Proprio non si poté fare nulla per ricucire quello strappo così doloroso?

“Racconterò un altro aneddoto altrettanto amaro: c’erano sei giocatori che non ancora firmavano, tutti di prima fascia e conosciuti. Li chiamai proponendogli di non firmare fin quando non sarebbe tornato Michele. Tutti furono d’accordo ma all’atto pratico firmarono i propri contratti uno dopo l’altro lasciandomi per ultimo, e ho dovuto firmare anche io. Nel calcio ci sono tanti valori ma di fronte al denaro molti non ne hanno. Ecco perché spesso mi defilo. Michele era il capitano perfetto. E dirò di più: in campo lui controllava me, fuori era un po’ il contrario. Io quando perdevo la testa andavo nel pallone, facevo entrate dure e ne ho prese anche tante. Lui mi prendeva per il braccio in quei momenti premendomi sul muscolo fin quando non mi riprendevo. Il dolore restava per cinque-sei giorni…”.

 

Dei calciatori invece più recenti chi merita di essere ricordato?

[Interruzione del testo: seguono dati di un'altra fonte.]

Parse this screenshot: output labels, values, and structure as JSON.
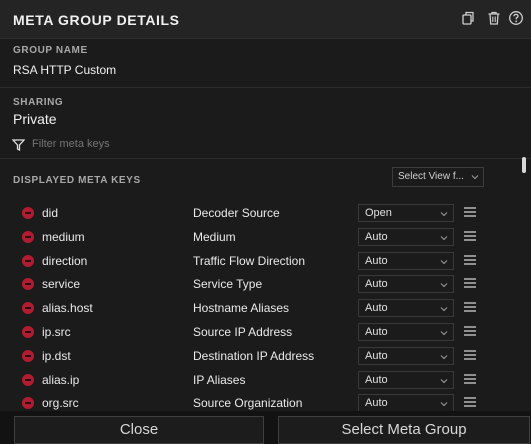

“Bisogna parlare innanzitutto di Antonio Minadeo, che può essere simpatico o antipatico ma nel calcio, soprattutto nostrano, bisogna fare di tutto per restare uniti. Molto spesso chi gestisce le situazioni, le società, tenta di tenere lontane alcune persone ed è sbagliato. Queste persone sono le stesse che nel campo, e fuori come in questo caso, hanno dimostrato forza e serietà. Minadeo è di diritto nell’elenco di quelle persone che bisogna ricordare per sempre nel calcio campobassano. Posso parlare di Corona, Romiti, lo stesso Moretti che aveva un sinistro pazzesco, sono diversi quelli che ho apprezzato. Mi ha sempre colpito la capacità di Rosario Majella di essere così puntuale sotto porta. Non è facile per un attaccante fare quello che ha fatto lui, giocava in serie D ma 60 gol in due stagioni e mezza non si fanno per caso”.

 

Come vede l’attuale situazione societaria e tecnica del Campobasso?

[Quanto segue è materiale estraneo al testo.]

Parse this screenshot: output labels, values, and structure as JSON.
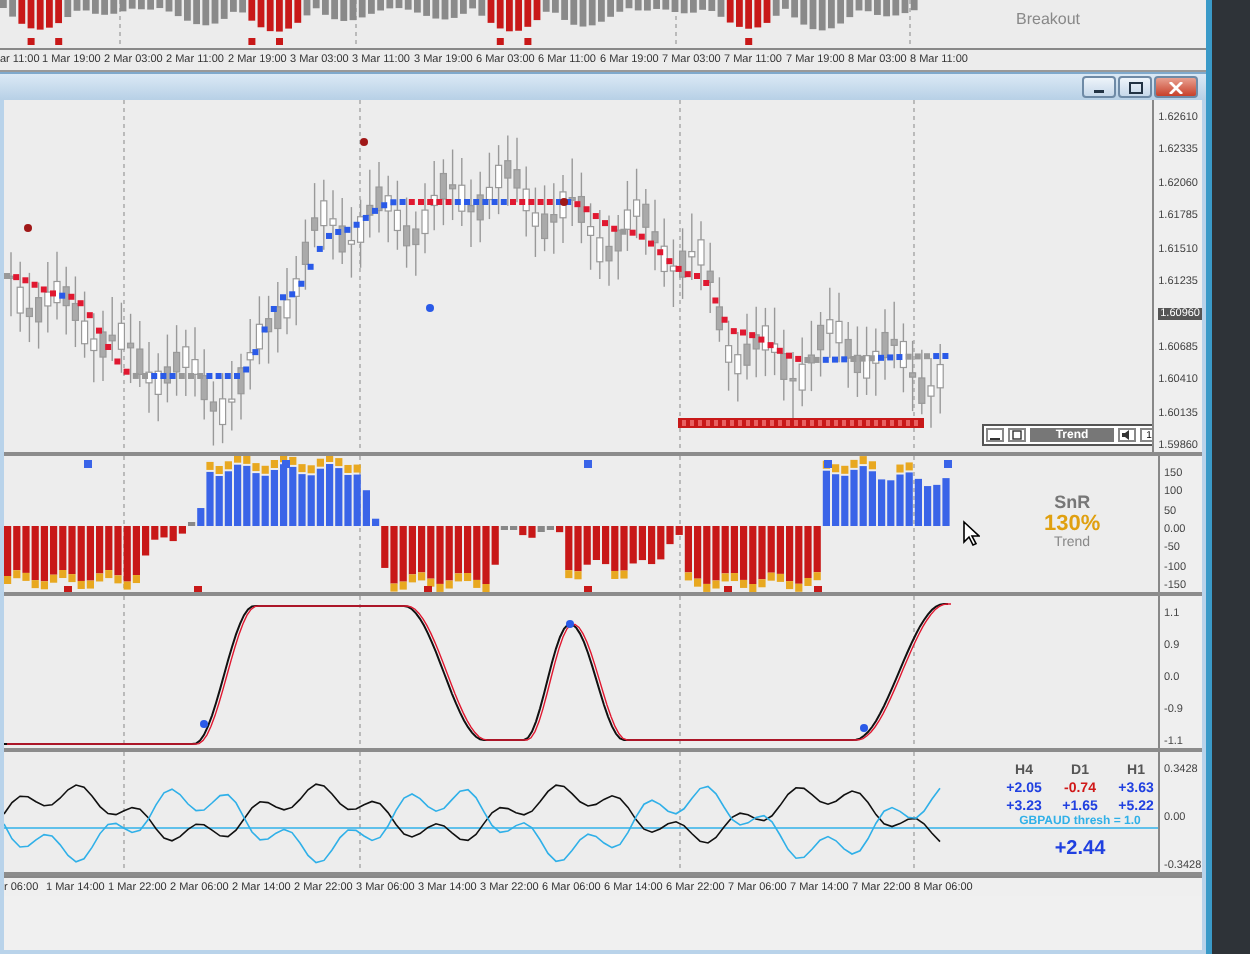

“Gli ultimi risultati sono positivi. L’unica cosa è che mi farebbe piacere se la società fosse un po’ più presente nella città. È gente che vive lontano, ma servono punti di riferimento. Prima c’era Minadeo, c’era qualche altro, ora è difficile avere rapporti. Si sono accumulati 15 punti di svantaggio dalla prima, quindi qualcosa si era sbagliato all’inizio. Aggiungo che non sono d’accordo sul fatto di dover sempre cambiare tutta la squadra per rifarla. La nostra forza si fondò proprio sul gruppo che ogni anno veniva rafforzato con un paio di elementi ma la spina dorsale rimaneva quella. Quando io prendevo la palla sapevo già cosa dovevo fare e lo pensavano anche i compagni. I meccanismi sono impossibili da trovare subito con gente tutta nuova”.